Pour mieux comprendre les bases moléculaires de la perception du goût sucré chez l’homme, la perception de 21 molécules à saveur sucrée a été étudiée chez la drosophile, dont les capacités à détecter des composés amers et sucrés semblent proches de celles de l’homme. Les molécules testées comportaient 5 sucres, 2 acides aminés et 1 sel à saveur sucrée, 2 polyols et 11 édulcorants intenses (dont 3 protéines). La réactivité des mouches a été évaluée par le test d’extension de leur trompe (appendice buccal) en réponse à une stimulation avec une solution sucrée ; leur préférence était notée en fonction de leur choix d’un gel d’agar contenant un type de molécule donné. Les mouches ont ingéré de préférence l’agar contenant des sucres, des polyols, la plupart des édulcorants intenses et les acides aminés sucrés, leur appétit semblant stimulé par ces produits sucrants.

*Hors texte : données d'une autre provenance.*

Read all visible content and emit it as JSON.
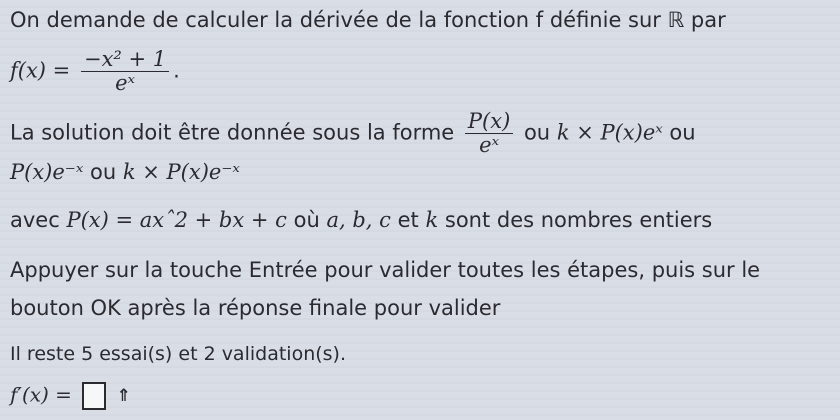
{
  "intro": {
    "text": "On demande de calculer la dérivée de la fonction f définie sur ℝ par"
  },
  "function": {
    "lhs": "f(x) =",
    "numerator": "−x² + 1",
    "denominator": "eˣ",
    "end": "."
  },
  "form_line1": {
    "prefix": "La solution doit être donnée sous la forme",
    "frac_num": "P(x)",
    "frac_den": "eˣ",
    "ou1": "ou",
    "form2": "k × P(x)eˣ",
    "ou2": "ou"
  },
  "form_line2": {
    "form3": "P(x)e⁻ˣ",
    "ou": "ou",
    "form4": "k × P(x)e⁻ˣ"
  },
  "constraint": {
    "prefix": "avec",
    "poly": "P(x) = axˆ2 + bx + c",
    "mid": "où",
    "vars": "a, b, c",
    "et": "et",
    "k": "k",
    "suffix": "sont des nombres entiers"
  },
  "instruction": {
    "line1": "Appuyer sur la touche Entrée pour valider toutes les étapes, puis sur le",
    "line2": "bouton OK après la réponse finale pour valider"
  },
  "status": {
    "text": "Il reste 5 essai(s) et 2 validation(s)."
  },
  "answer": {
    "label": "f′(x) =",
    "value": "",
    "submit_icon": "⇑"
  }
}
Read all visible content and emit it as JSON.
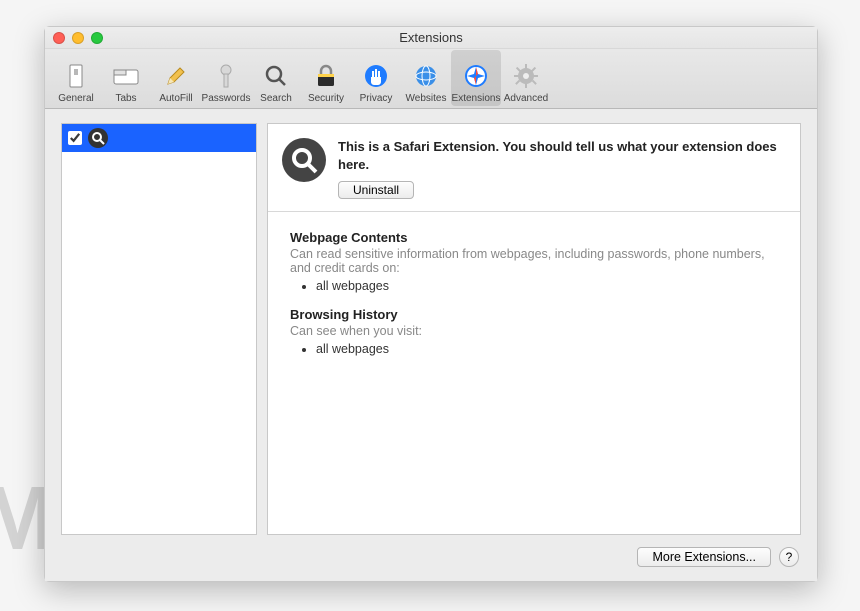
{
  "window": {
    "title": "Extensions"
  },
  "tabs": [
    {
      "name": "general",
      "label": "General"
    },
    {
      "name": "tabs",
      "label": "Tabs"
    },
    {
      "name": "autofill",
      "label": "AutoFill"
    },
    {
      "name": "passwords",
      "label": "Passwords"
    },
    {
      "name": "search",
      "label": "Search"
    },
    {
      "name": "security",
      "label": "Security"
    },
    {
      "name": "privacy",
      "label": "Privacy"
    },
    {
      "name": "websites",
      "label": "Websites"
    },
    {
      "name": "extensions",
      "label": "Extensions",
      "selected": true
    },
    {
      "name": "advanced",
      "label": "Advanced"
    }
  ],
  "sidebar": {
    "items": [
      {
        "enabled": true,
        "icon": "search"
      }
    ]
  },
  "detail": {
    "description": "This is a Safari Extension. You should tell us what your extension does here.",
    "uninstall_label": "Uninstall",
    "sections": [
      {
        "title": "Webpage Contents",
        "desc": "Can read sensitive information from webpages, including passwords, phone numbers, and credit cards on:",
        "items": [
          "all webpages"
        ]
      },
      {
        "title": "Browsing History",
        "desc": "Can see when you visit:",
        "items": [
          "all webpages"
        ]
      }
    ]
  },
  "footer": {
    "more_label": "More Extensions...",
    "help_label": "?"
  },
  "watermark": "MALWARETIPS"
}
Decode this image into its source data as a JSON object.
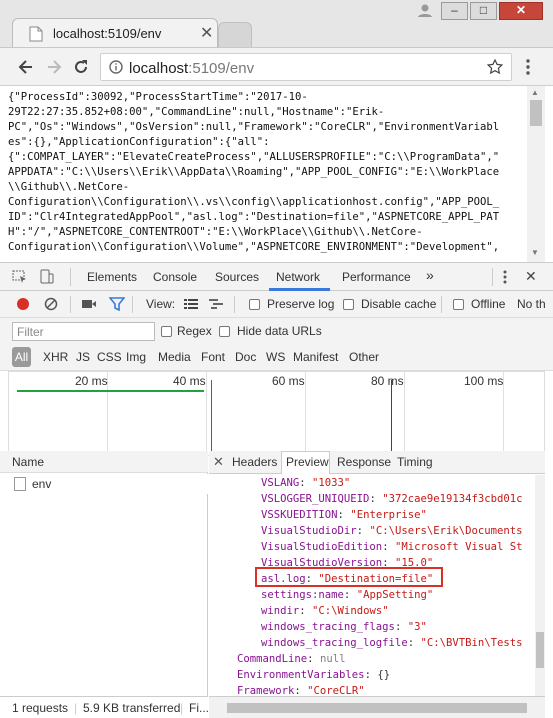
{
  "window": {
    "tab_title": "localhost:5109/env",
    "minimize_glyph": "–",
    "maximize_glyph": "□",
    "close_glyph": "✕"
  },
  "addressbar": {
    "url_host": "localhost",
    "url_rest": ":5109/env",
    "back_icon": "back-arrow-icon",
    "forward_icon": "forward-arrow-icon",
    "reload_icon": "reload-icon",
    "bookmark_icon": "star-icon",
    "menu_icon": "kebab-menu-icon"
  },
  "page": {
    "lines": [
      "{\"ProcessId\":30092,\"ProcessStartTime\":\"2017-10-",
      "29T22:27:35.852+08:00\",\"CommandLine\":null,\"Hostname\":\"Erik-",
      "PC\",\"Os\":\"Windows\",\"OsVersion\":null,\"Framework\":\"CoreCLR\",\"EnvironmentVariabl",
      "es\":{},\"ApplicationConfiguration\":{\"all\":",
      "{\":COMPAT_LAYER\":\"ElevateCreateProcess\",\"ALLUSERSPROFILE\":\"C:\\\\ProgramData\",\"",
      "APPDATA\":\"C:\\\\Users\\\\Erik\\\\AppData\\\\Roaming\",\"APP_POOL_CONFIG\":\"E:\\\\WorkPlace",
      "\\\\Github\\\\.NetCore-",
      "Configuration\\\\Configuration\\\\.vs\\\\config\\\\applicationhost.config\",\"APP_POOL_",
      "ID\":\"Clr4IntegratedAppPool\",\"asl.log\":\"Destination=file\",\"ASPNETCORE_APPL_PAT",
      "H\":\"/\",\"ASPNETCORE_CONTENTROOT\":\"E:\\\\WorkPlace\\\\Github\\\\.NetCore-",
      "Configuration\\\\Configuration\\\\Volume\",\"ASPNETCORE_ENVIRONMENT\":\"Development\","
    ]
  },
  "devtools": {
    "tabs": [
      "Elements",
      "Console",
      "Sources",
      "Network",
      "Performance"
    ],
    "more_tabs_glyph": "»",
    "active_tab": "Network",
    "toolbar": {
      "view_label": "View:",
      "preserve_log": "Preserve log",
      "disable_cache": "Disable cache",
      "offline": "Offline",
      "throttle": "No th"
    },
    "filter": {
      "placeholder": "Filter",
      "regex": "Regex",
      "hide_data_urls": "Hide data URLs"
    },
    "types": [
      "All",
      "XHR",
      "JS",
      "CSS",
      "Img",
      "Media",
      "Font",
      "Doc",
      "WS",
      "Manifest",
      "Other"
    ],
    "overview_ticks": [
      "20 ms",
      "40 ms",
      "60 ms",
      "80 ms",
      "100 ms"
    ],
    "name_header": "Name",
    "requests": [
      {
        "name": "env"
      }
    ],
    "detail_tabs": [
      "Headers",
      "Preview",
      "Response",
      "Timing"
    ],
    "detail_close_glyph": "✕",
    "active_detail_tab": "Preview",
    "preview_rows": [
      {
        "key": "VSLANG",
        "value": "\"1033\"",
        "indent": 1,
        "kind": "string"
      },
      {
        "key": "VSLOGGER_UNIQUEID",
        "value": "\"372cae9e19134f3cbd01c",
        "indent": 1,
        "kind": "string"
      },
      {
        "key": "VSSKUEDITION",
        "value": "\"Enterprise\"",
        "indent": 1,
        "kind": "string"
      },
      {
        "key": "VisualStudioDir",
        "value": "\"C:\\Users\\Erik\\Documents",
        "indent": 1,
        "kind": "string"
      },
      {
        "key": "VisualStudioEdition",
        "value": "\"Microsoft Visual St",
        "indent": 1,
        "kind": "string"
      },
      {
        "key": "VisualStudioVersion",
        "value": "\"15.0\"",
        "indent": 1,
        "kind": "string"
      },
      {
        "key": "asl.log",
        "value": "\"Destination=file\"",
        "indent": 1,
        "kind": "string"
      },
      {
        "key": "settings:name",
        "value": "\"AppSetting\"",
        "indent": 1,
        "kind": "string"
      },
      {
        "key": "windir",
        "value": "\"C:\\Windows\"",
        "indent": 1,
        "kind": "string"
      },
      {
        "key": "windows_tracing_flags",
        "value": "\"3\"",
        "indent": 1,
        "kind": "string"
      },
      {
        "key": "windows_tracing_logfile",
        "value": "\"C:\\BVTBin\\Tests",
        "indent": 1,
        "kind": "string"
      },
      {
        "key": "CommandLine",
        "value": "null",
        "indent": 0,
        "kind": "null"
      },
      {
        "key": "EnvironmentVariables",
        "value": "{}",
        "indent": 0,
        "kind": "object"
      },
      {
        "key": "Framework",
        "value": "\"CoreCLR\"",
        "indent": 0,
        "kind": "string"
      }
    ],
    "status": {
      "requests": "1 requests",
      "transferred": "5.9 KB transferred",
      "finish": "Fi..."
    }
  },
  "colors": {
    "accent": "#3879d9",
    "highlight_box": "#d8312a",
    "json_key": "#881391",
    "json_string": "#c41a16",
    "record": "#d93025",
    "filter_icon": "#3879d9"
  }
}
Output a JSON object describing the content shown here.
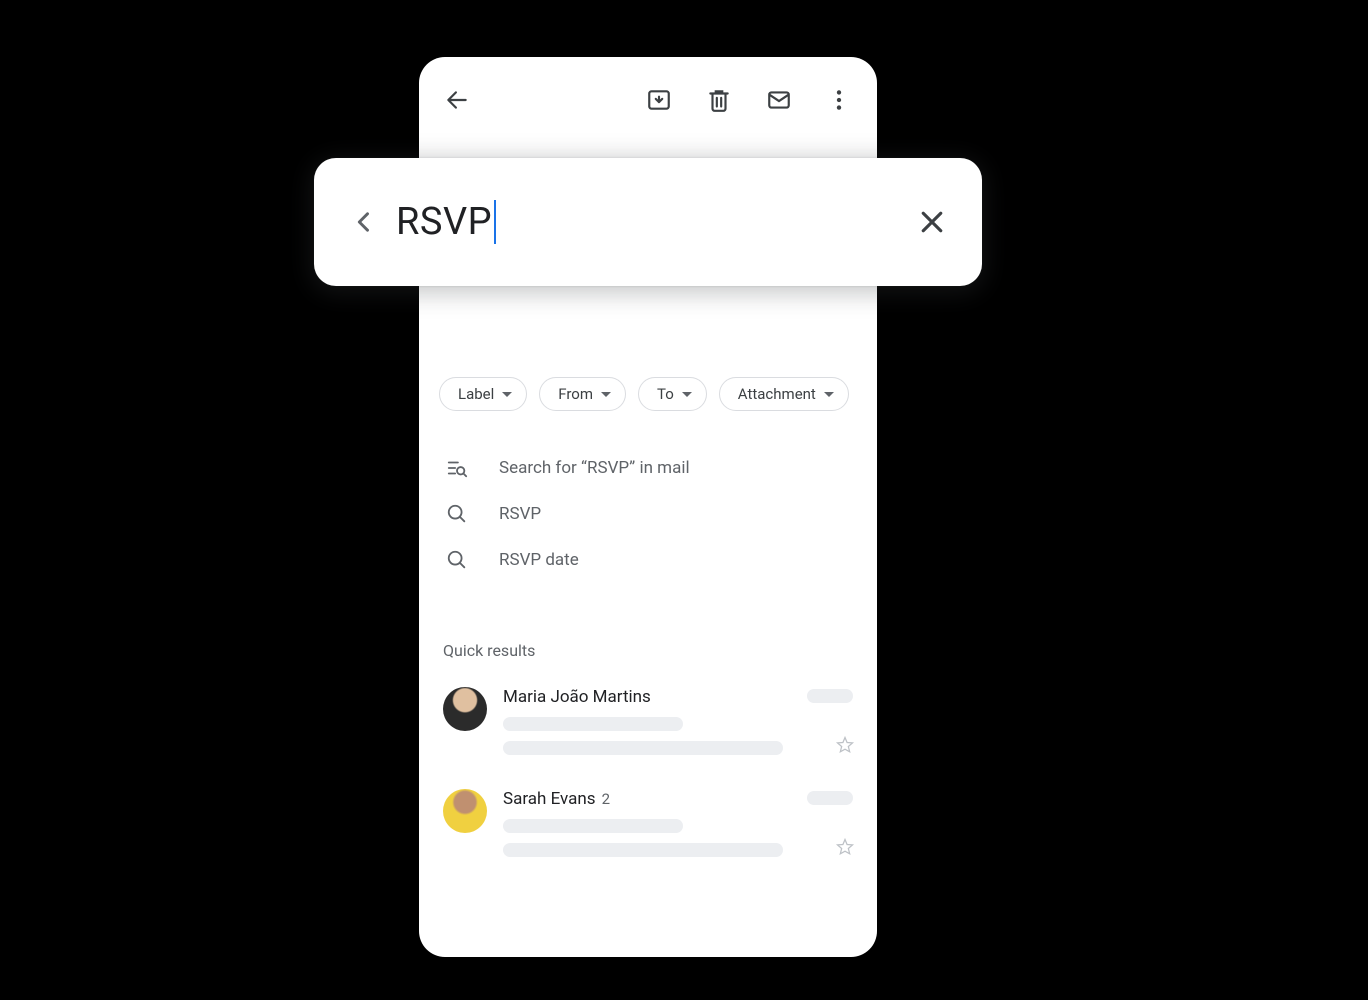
{
  "search": {
    "query": "RSVP"
  },
  "chips": [
    {
      "label": "Label"
    },
    {
      "label": "From"
    },
    {
      "label": "To"
    },
    {
      "label": "Attachment"
    }
  ],
  "suggestions": {
    "search_in_mail": "Search for “RSVP” in mail",
    "items": [
      "RSVP",
      "RSVP date"
    ]
  },
  "quick_results": {
    "header": "Quick results",
    "items": [
      {
        "name": "Maria João Martins",
        "count": ""
      },
      {
        "name": "Sarah Evans",
        "count": "2"
      }
    ]
  }
}
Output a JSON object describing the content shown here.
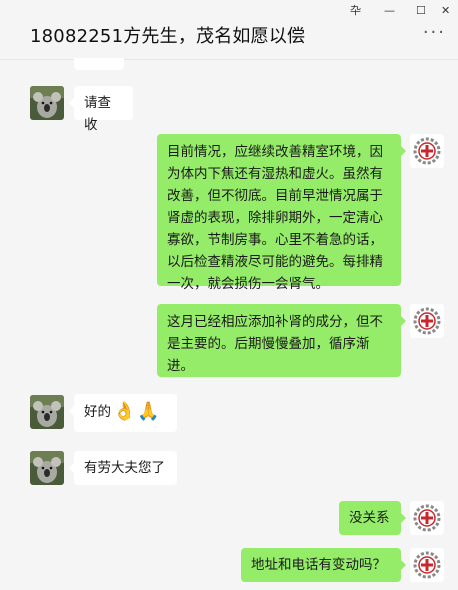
{
  "window": {
    "title": "18082251方先生，茂名如愿以偿",
    "pin_glyph": "卆",
    "minimize_glyph": "—",
    "maximize_glyph": "☐",
    "close_glyph": "✕",
    "more_glyph": "···"
  },
  "messages": [
    {
      "side": "left",
      "text": "请查收"
    },
    {
      "side": "right",
      "text": "目前情况，应继续改善精室环境，因为体内下焦还有湿热和虚火。虽然有改善，但不彻底。目前早泄情况属于肾虚的表现，除排卵期外，一定清心寡欲，节制房事。心里不着急的话，以后检查精液尽可能的避免。每排精一次，就会损伤一会肾气。"
    },
    {
      "side": "right",
      "text": "这月已经相应添加补肾的成分，但不是主要的。后期慢慢叠加，循序渐进。"
    },
    {
      "side": "left",
      "text": "好的",
      "emojis": [
        "👌",
        "🙏"
      ]
    },
    {
      "side": "left",
      "text": "有劳大夫您了"
    },
    {
      "side": "right",
      "text": "没关系"
    },
    {
      "side": "right",
      "text": "地址和电话有变动吗？"
    }
  ],
  "avatars": {
    "left": "koala-avatar-icon",
    "right": "clinic-logo-avatar-icon"
  },
  "colors": {
    "background": "#f5f5f5",
    "bubble_self": "#95ec69",
    "bubble_other": "#ffffff",
    "logo_red": "#c8282d"
  }
}
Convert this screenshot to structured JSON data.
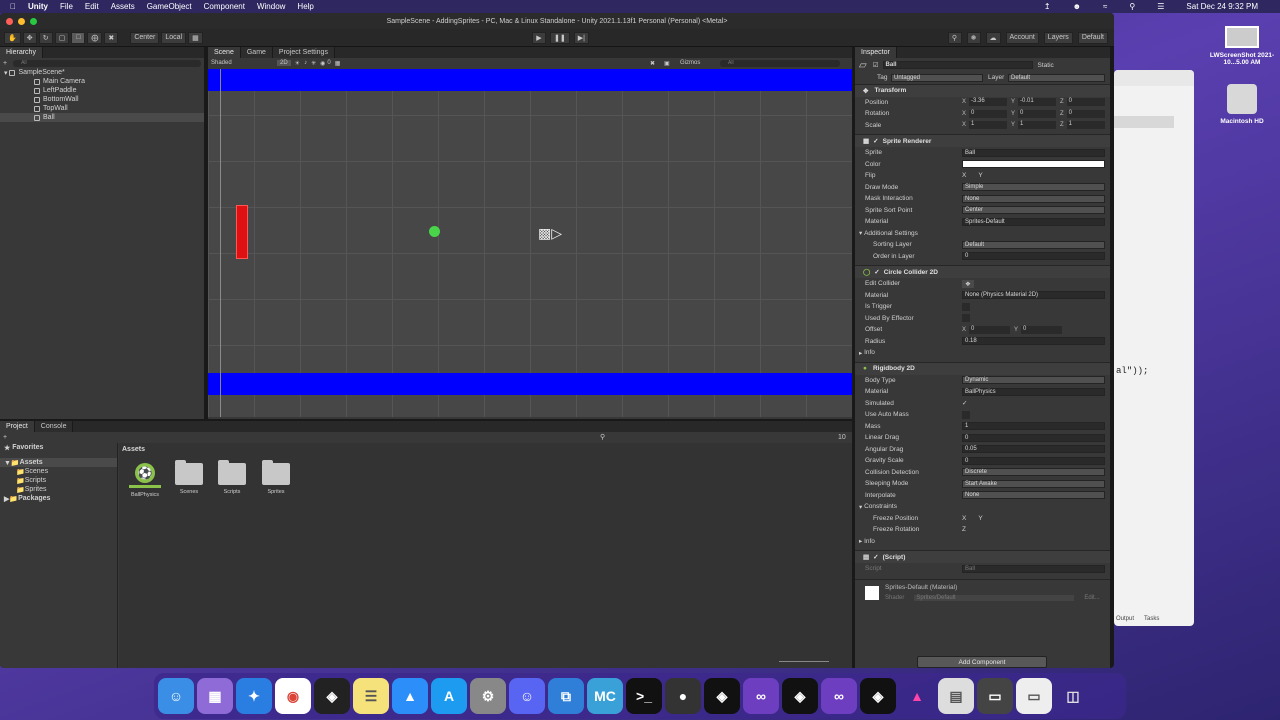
{
  "menubar": {
    "app": "Unity",
    "items": [
      "File",
      "Edit",
      "Assets",
      "GameObject",
      "Component",
      "Window",
      "Help"
    ],
    "clock": "Sat Dec 24  9:32 PM"
  },
  "window": {
    "title": "SampleScene - AddingSprites - PC, Mac & Linux Standalone - Unity 2021.1.13f1 Personal (Personal) <Metal>"
  },
  "toolbar": {
    "pivot": "Center",
    "space": "Local",
    "account": "Account",
    "layers": "Layers",
    "layout": "Default"
  },
  "tabs": {
    "hierarchy": "Hierarchy",
    "scene": "Scene",
    "game": "Game",
    "project_settings": "Project Settings",
    "inspector": "Inspector",
    "project": "Project",
    "console": "Console"
  },
  "hierarchy": {
    "search_placeholder": "All",
    "scene": "SampleScene*",
    "objects": [
      "Main Camera",
      "LeftPaddle",
      "BottomWall",
      "TopWall",
      "Ball"
    ]
  },
  "scene": {
    "shading": "Shaded",
    "mode_2d": "2D",
    "gizmos": "Gizmos",
    "search_placeholder": "All",
    "layer_count": "0"
  },
  "project": {
    "favorites": "Favorites",
    "assets_root": "Assets",
    "folders": [
      "Scenes",
      "Scripts",
      "Sprites"
    ],
    "packages": "Packages",
    "breadcrumb": "Assets",
    "tiles": [
      "BallPhysics",
      "Scenes",
      "Scripts",
      "Sprites"
    ],
    "count": "10"
  },
  "inspector": {
    "object_name": "Ball",
    "static": "Static",
    "tag_label": "Tag",
    "tag": "Untagged",
    "layer_label": "Layer",
    "layer": "Default",
    "transform": {
      "title": "Transform",
      "position_label": "Position",
      "px": "-3.36",
      "py": "-0.01",
      "pz": "0",
      "rotation_label": "Rotation",
      "rx": "0",
      "ry": "0",
      "rz": "0",
      "scale_label": "Scale",
      "sx": "1",
      "sy": "1",
      "sz": "1"
    },
    "sprite_renderer": {
      "title": "Sprite Renderer",
      "sprite_label": "Sprite",
      "sprite": "Ball",
      "color_label": "Color",
      "flip_label": "Flip",
      "flip_x": "X",
      "flip_y": "Y",
      "draw_mode_label": "Draw Mode",
      "draw_mode": "Simple",
      "mask_label": "Mask Interaction",
      "mask": "None",
      "sort_point_label": "Sprite Sort Point",
      "sort_point": "Center",
      "material_label": "Material",
      "material": "Sprites-Default",
      "additional": "Additional Settings",
      "sorting_layer_label": "Sorting Layer",
      "sorting_layer": "Default",
      "order_label": "Order in Layer",
      "order": "0"
    },
    "circle_collider": {
      "title": "Circle Collider 2D",
      "edit_label": "Edit Collider",
      "material_label": "Material",
      "material": "None (Physics Material 2D)",
      "trigger_label": "Is Trigger",
      "effector_label": "Used By Effector",
      "offset_label": "Offset",
      "ox": "0",
      "oy": "0",
      "radius_label": "Radius",
      "radius": "0.18",
      "info": "Info"
    },
    "rigidbody": {
      "title": "Rigidbody 2D",
      "body_type_label": "Body Type",
      "body_type": "Dynamic",
      "material_label": "Material",
      "material": "BallPhysics",
      "simulated_label": "Simulated",
      "auto_mass_label": "Use Auto Mass",
      "mass_label": "Mass",
      "mass": "1",
      "linear_drag_label": "Linear Drag",
      "linear_drag": "0",
      "angular_drag_label": "Angular Drag",
      "angular_drag": "0.05",
      "gravity_label": "Gravity Scale",
      "gravity": "0",
      "collision_label": "Collision Detection",
      "collision": "Discrete",
      "sleeping_label": "Sleeping Mode",
      "sleeping": "Start Awake",
      "interpolate_label": "Interpolate",
      "interpolate": "None",
      "constraints": "Constraints",
      "freeze_pos_label": "Freeze Position",
      "fp_x": "X",
      "fp_y": "Y",
      "freeze_rot_label": "Freeze Rotation",
      "fr_z": "Z",
      "info": "Info"
    },
    "script": {
      "title": "(Script)",
      "script_label": "Script",
      "script_value": "Ball"
    },
    "material_preview": {
      "name": "Sprites-Default (Material)",
      "shader_label": "Shader",
      "shader": "Sprites/Default",
      "edit": "Edit..."
    },
    "add_component": "Add Component"
  },
  "desktop": {
    "screenshot_label": "LWScreenShot 2021-10...5.00 AM",
    "hd_label": "Macintosh HD",
    "code_snippet": "al\"));",
    "finder_output": "Output",
    "finder_tasks": "Tasks"
  },
  "colors": {
    "wall": "#0000ff",
    "paddle": "#dd1111",
    "ball": "#4ad44a",
    "editor_bg": "#383838"
  }
}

Seuls le stévioside et la glycirrhizine n’ont pas induit de stimulation, mais ont été ingérés. Au contraire, le sel à goût sucré a stimulé l’appétit, mais il n’a finalement pas été ingéré. Cela montre que des facteurs, autres que la stimulation du goût, interviennent dans les choix alimentaires de la drosophile. La drosophile répond donc à une gamme de stimuli sucrés aussi large que les humains, et même à ceux considérés comme non sucrés par les singes et les rongeurs. Il reste à comprendre les mécanismes au niveau des récepteurs du goût sucré qui permettent ce remarquable parallélisme entre mouches et humains…

Drosophila melanogaster prefers compounds perceived sweet by humans

Auteur : Gordesky-Gold B, Rivers N, Ahmed OM, Breslin PA.